I didn't treat 400+ as a vanity number. The load tests reproduced the exact flow that broke production — players joining the waiting room, moving into gameplay together, then generating socket-heavy Hocuspocus traffic — and I watched three signals through each run: frontend behavior across the waiting-room-to-gameplay transition, Hocuspocus CPU and memory as socket activity climbed, and whether API stability held when collaboration traffic got noisy.

§Faster CI: 6 min → 2 min

Scaling the infrastructure was half the job. The Next.js build ran over 6 minutes, which throttled iteration. Four changes removed the avoidable work:

Turbo prune — each build pulled only the dependencies it needed instead of the whole monorepo.
Next.js standalone output + multi-stage Docker — runtime images carried only what they ran, without the extra layers.
GitHub Actions caching — unchanged layers and dependencies stopped rebuilding on every run.
Turborepo remote caching — repeated builds across branches and pipelines reused prior work.

The Docker context stopped copying the entire monorepo into every image, and the feedback loop went from wait-heavy to something the team could run and review often without blocking product work.

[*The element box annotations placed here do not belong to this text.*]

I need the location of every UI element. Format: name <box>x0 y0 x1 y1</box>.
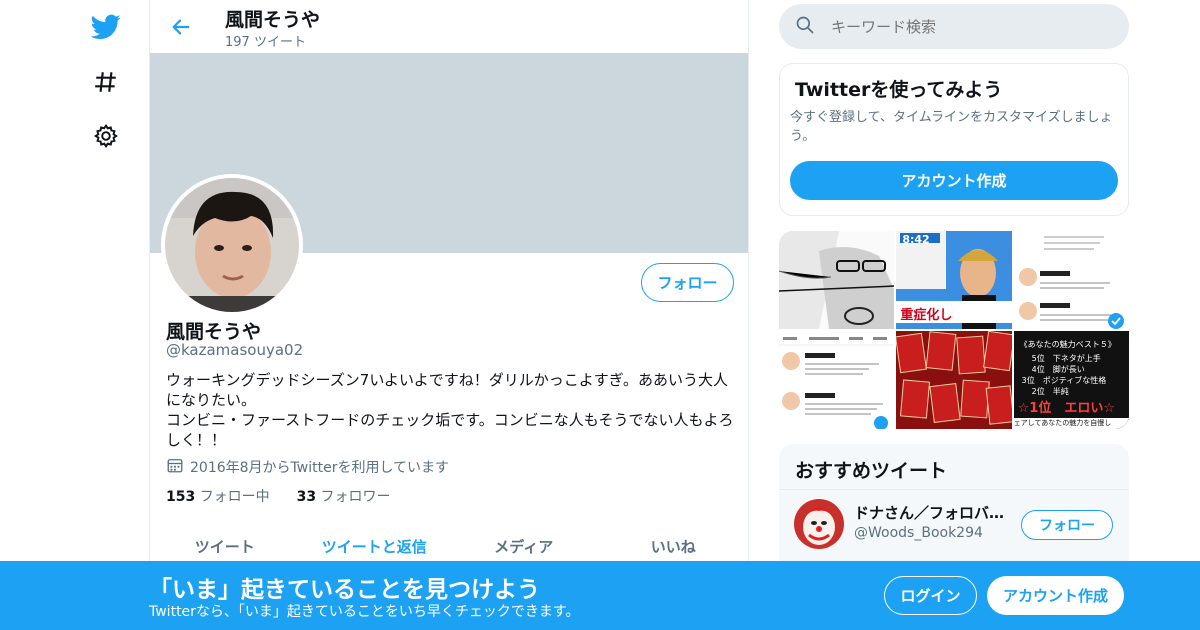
ranking-3: 3位 ポジティブな性格 <box>1021 376 1107 385</box>
calendar-icon <box>166 456 184 478</box>
followers-link[interactable]: 33 フォロワー <box>297 489 391 505</box>
bottom-bar-title: 「いま」起きていることを見つけよう <box>149 577 540 603</box>
signup-card-title: Twitterを使ってみよう <box>795 79 1003 101</box>
following-label: フォロー中 <box>199 489 270 505</box>
tab-likes[interactable]: いいね <box>599 528 749 564</box>
media-tile[interactable]: 8:42 重症化し <box>896 231 1012 329</box>
search-icon <box>795 15 815 39</box>
recommended-user[interactable]: ドナさん／フォロバ100… @Woods_Book294 フォロー <box>779 489 1129 559</box>
tab-tweets-and-replies[interactable]: ツイートと返信 <box>300 528 450 564</box>
ranking-5: 5位 下ネタが上手 <box>1031 354 1101 363</box>
ranking-title: 《あなたの魅力ベスト５》 <box>1019 340 1116 349</box>
twitter-logo-icon[interactable] <box>78 4 134 50</box>
search-box <box>779 4 1129 49</box>
bottom-bar-subtitle: Twitterなら、「いま」起きていることをいち早くチェックできます。 <box>149 604 580 620</box>
recommended-follow-button[interactable]: フォロー <box>1021 510 1113 540</box>
media-grid: 8:42 重症化し 《あなたの魅力ベスト５》 5位 下ネタが上手 4位 脚が長い… <box>779 231 1129 429</box>
recommended-user-name: ドナさん／フォロバ100… <box>854 504 1014 522</box>
profile-avatar[interactable] <box>161 174 303 316</box>
tab-media[interactable]: メディア <box>449 528 599 564</box>
media-tile[interactable] <box>779 231 895 329</box>
profile-column: 風間そうや 197 ツイート フォロー 風間そうや @kazamasouya02… <box>149 0 749 630</box>
profile-handle[interactable]: @kazamasouya02 <box>166 341 303 359</box>
ranking-4: 4位 脚が長い <box>1031 365 1085 374</box>
tv-clock: 8:42 <box>902 233 930 246</box>
header-tweet-count: 197 ツイート <box>225 35 306 50</box>
follow-button[interactable]: フォロー <box>641 263 734 302</box>
profile-tabs: ツイート ツイートと返信 メディア いいね <box>150 528 748 564</box>
tv-caption: 重症化し <box>900 308 953 323</box>
following-count: 153 <box>166 489 196 505</box>
header-name: 風間そうや <box>225 9 321 31</box>
tab-tweets[interactable]: ツイート <box>150 528 300 564</box>
followers-label: フォロワー <box>320 489 391 505</box>
joined-date: 2016年8月からTwitterを利用しています <box>166 456 449 478</box>
following-link[interactable]: 153 フォロー中 <box>166 489 270 505</box>
ranking-1: ☆1位 エロい☆ <box>1017 401 1116 416</box>
follow-stats: 153 フォロー中 33 フォロワー <box>166 486 391 506</box>
media-tile[interactable] <box>896 331 1012 429</box>
recommended-title: おすすめツイート <box>795 460 948 482</box>
create-account-button[interactable]: アカウント作成 <box>790 161 1118 200</box>
bottom-signup-bar: 「いま」起きていることを見つけよう Twitterなら、「いま」起きていることを… <box>0 561 1200 630</box>
recommended-user-avatar[interactable] <box>794 499 844 549</box>
profile-header: 風間そうや 197 ツイート <box>150 0 748 53</box>
profile-name: 風間そうや <box>166 321 262 343</box>
profile-bio: ウォーキングデッドシーズン7いよいよですね！ダリルかっこよすぎ。ああいう大人にな… <box>166 371 734 449</box>
settings-gear-icon[interactable] <box>78 113 134 159</box>
login-button[interactable]: ログイン <box>884 576 977 615</box>
ranking-card: 《あなたの魅力ベスト５》 5位 下ネタが上手 4位 脚が長い 3位 ポジティブな… <box>1013 331 1129 429</box>
ranking-footer: ェアしてあなたの魅力を自慢し <box>1013 418 1129 429</box>
signup-card: Twitterを使ってみよう 今すぐ登録して、タイムラインをカスタマイズしましょ… <box>779 63 1129 216</box>
media-tile[interactable]: 《あなたの魅力ベスト５》 5位 下ネタが上手 4位 脚が長い 3位 ポジティブな… <box>1013 331 1129 429</box>
bottom-create-account-button[interactable]: アカウント作成 <box>987 576 1124 615</box>
media-tile[interactable] <box>779 331 895 429</box>
media-tile[interactable] <box>1013 231 1129 329</box>
explore-hashtag-icon[interactable] <box>78 59 134 105</box>
search-input[interactable] <box>831 17 1111 36</box>
signup-card-text: 今すぐ登録して、タイムラインをカスタマイズしましょう。 <box>790 110 1113 144</box>
followers-count: 33 <box>296 489 317 505</box>
joined-text: 2016年8月からTwitterを利用しています <box>190 460 450 476</box>
recommended-user-handle: @Woods_Book294 <box>854 525 983 541</box>
ranking-2: 2位 半純 <box>1031 387 1069 396</box>
back-arrow-icon[interactable] <box>166 12 196 42</box>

§What I'd watch in production

The setup holds under the tested flow, but a few things are worth keeping an eye on as real traffic arrives:

KEDA scale-up latency vs. join spikes — if a room fills faster than pods come up, the transition can still outrun the metric.
Hocuspocus memory ceiling per pod — 100–150 is the tested band; a longer or heavier session could push a pod past it.
Socket reconnect storms — a network blip that reconnects many players at once looks a lot like the join spike KEDA is tuned for.
Pod cold-start during the transition — a cold Next.js pod arriving mid-transition is the worst-case timing to design against.

§Key results

Raised capacity from ~80 to 400+ concurrent players on GKE, without crashes.
Event-driven autoscaling with KEDA on a custom player-threshold metric, tied to the real gameplay event.
API and Hocuspocus isolated into separate pods, ending the shared failure domain.
Load-tested pod sizing at 100–150 players, chosen against n*(n-1) broadcast overhead.
Next.js CI build time down from 6 min to 2 min.